31 mag 2018 – L’impresa di Froome al Jafferau è di quelle che se ne vedono poche nella storia, ed è stato spettacolo puro. Per molti inaspettato, perché pensavano che il percorso del Giro di quest’anno avendo meno tappe sulle Dolomiti sarebbe stato meno duro. In realtà le grandi fughe non nascono solo grazie alle grandi salite, anzi, ci deve essere tutto un contorno che aiuti l’attacco.
Per esempio l’anno scorso molti si aspettavano scintille dalla tappa con Mortirolo, Stelvio e Umbrailpass, ma così non è stato. Perché? Semplicemente un attacco sul Mortirolo sarebbe stata una follia: finita la discesa si imboccava un lungo falsopiano controvento, dove un corridore da solo o un piccolo gruppetto avrebbero fatto una fatica immane rispetto al grosso del gruppo. Le discese poi contano molto. Scendere dallo Stelvio è bellissimo e spettacolare, ma sicuramente non si tratta di una discesa selettiva. Piccoli distacchi al massimo, giocati nelle frenate dei tornanti. Ma senza nessuna serie di curve medie e veloci dove chi sa valutare bene la velocità di ingresso in curva riesce a far la differenza, sicuramente non si ottiene grossi distacchi.
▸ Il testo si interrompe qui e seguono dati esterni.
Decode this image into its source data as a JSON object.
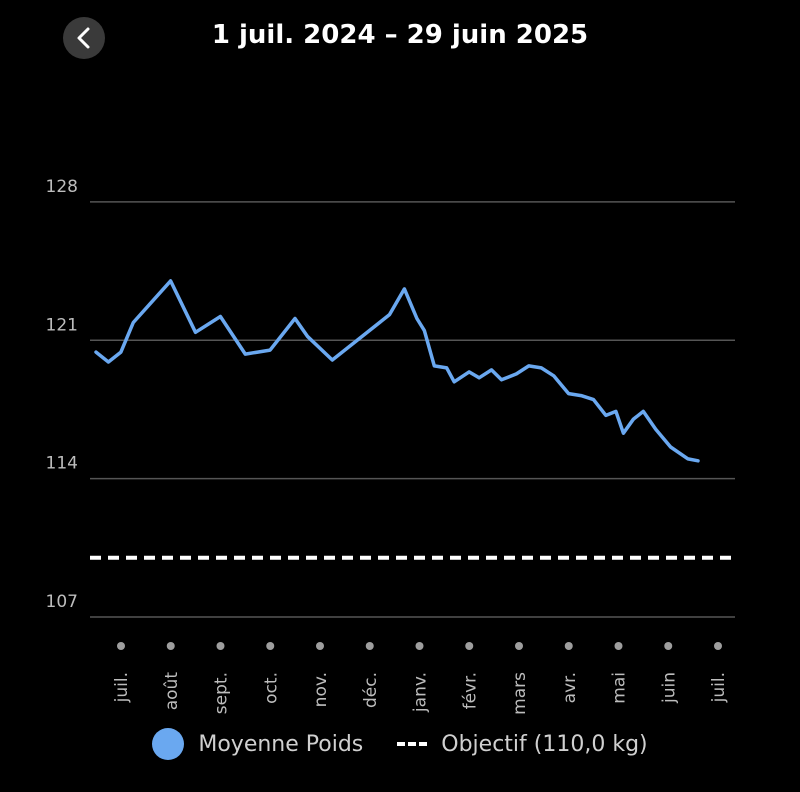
{
  "header": {
    "title": "1 juil. 2024 – 29 juin 2025",
    "back_icon": "chevron-left-icon"
  },
  "colors": {
    "background": "#000000",
    "series": "#6aa8f0",
    "grid": "#555555",
    "goal": "#ffffff",
    "axis_text": "#bdbdbd",
    "button_bg": "#3a3a3a"
  },
  "legend": {
    "series_label": "Moyenne Poids",
    "goal_label": "Objectif (110,0 kg)"
  },
  "chart_data": {
    "type": "line",
    "ylim": [
      107,
      135
    ],
    "yticks": [
      128,
      121,
      114,
      107
    ],
    "grid": true,
    "legend_position": "bottom",
    "goal": 110,
    "month_ticks": [
      "juil.",
      "août",
      "sept.",
      "oct.",
      "nov.",
      "déc.",
      "janv.",
      "févr.",
      "mars",
      "avr.",
      "mai",
      "juin",
      "juil."
    ],
    "series": [
      {
        "name": "Moyenne Poids",
        "x": [
          0.0,
          0.25,
          0.5,
          0.75,
          1.0,
          1.5,
          2.0,
          2.5,
          3.0,
          3.25,
          3.5,
          4.0,
          4.25,
          4.75,
          5.25,
          5.75,
          5.9,
          6.2,
          6.45,
          6.6,
          6.8,
          7.05,
          7.2,
          7.5,
          7.7,
          7.95,
          8.15,
          8.45,
          8.7,
          8.95,
          9.2,
          9.5,
          9.75,
          10.0,
          10.25,
          10.45,
          10.6,
          10.8,
          11.0,
          11.25,
          11.55,
          11.9,
          12.1
        ],
        "values": [
          120.4,
          119.9,
          120.4,
          121.9,
          122.6,
          124.0,
          121.4,
          122.2,
          120.3,
          120.4,
          120.5,
          122.1,
          121.2,
          120.0,
          121.0,
          122.0,
          122.3,
          123.6,
          122.1,
          121.5,
          119.7,
          119.6,
          118.9,
          119.4,
          119.1,
          119.5,
          119.0,
          119.3,
          119.7,
          119.6,
          119.2,
          118.3,
          118.2,
          118.0,
          117.2,
          117.4,
          116.3,
          117.0,
          117.4,
          116.5,
          115.6,
          115.0,
          114.9
        ]
      }
    ]
  }
}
Alla tappa del Jafferau non mancava nessun ingrediente: salita durissima seguita da altre salite e poi saliscendi con molte curve. Le curve si sa, aiutano a togliere la visuale agli inseguitori, e da sempre aiutano i fuggitivi. La differenza certo l’ha fatta Froome, che ha guadagnato in ogni dove: in salita, in discesa, in pianura. Da solo contro un gruppetto di inseguitori che annoverava un campione del mondo a cronometro e un podio al Tour de France. Però il percorso ha aiutato, tant’è vero che tutti sono arrivati molto sgranati, e tutti hanno fatto la loro piccola cronometro individuale di circa 80 km per arrivare all’arrivo di questa tappa tremenda.
Quindi da Piemontese lasciatemi essere di parte: il Giro non ha perso niente quest’anno saltando qualche passaggio storico sulle Dolomiti, anzi. E speriamo che chi disegna i tracciati si ricordi in futuro di valutare bene la pianura e la discesa che circonda le grandi salite, come ha fatto quest’anno.